La feuille de route du centre national de la sécurité des mobilités est déjà partiellement connue. Dans une audition, en octobre 2017, devant la commission de la défense de l’Assemblée nationale, le patron des gendarmes, Richard Lizurey, avait donné quelques indications.

Lire aussi sur L’Essor : Un centre régional des opérations et de la sécurité des mobilités inauguré à Dijon

“Mon objectif est de créer un centre opérationnel de suivi de la sécurité des mobilités, pour récupérer la totalité des incidents, et pour qu’en face de chaque incident, je puisse mettre la patrouille, le gendarme le plus proche”, expliquait-il. Par exemple, le centre sera chargé de sensibiliser les commandements territoriaux des passages de convois sensibles dans leur zone de compétence.

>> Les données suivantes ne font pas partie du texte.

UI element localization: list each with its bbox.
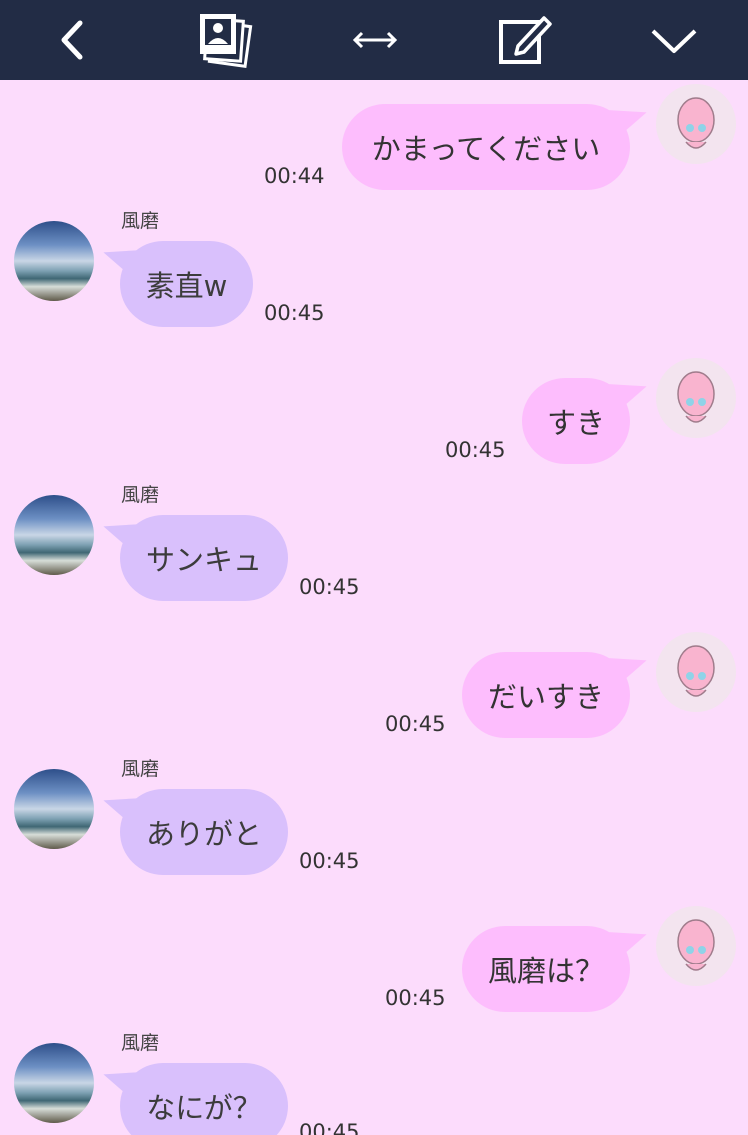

“Ce sera possible dans la mesure où les tablettes et les smartphones permettront de géolocaliser les tablettes ou les gendarmes sur l’ensemble du territoire national, poursuivait Richard Lizurey. À la fin de l’année 2018, j’aurai donc la capacité, grâce à ce centre de sécurité des mobilités, de mettre en adéquation, l’événement, le besoin et le moyen qui est celui de l’intervention du service public de sécurité.”

Le centre national de la sécurité des mobilités sera également chargé de développer les liens avec les différents acteurs du transport, comme par exemple la SNCF, qui finance les actions de réservistes dans les trains. Ces échanges doivent permettre à l’Arme d’être mieux informée et plus réactive.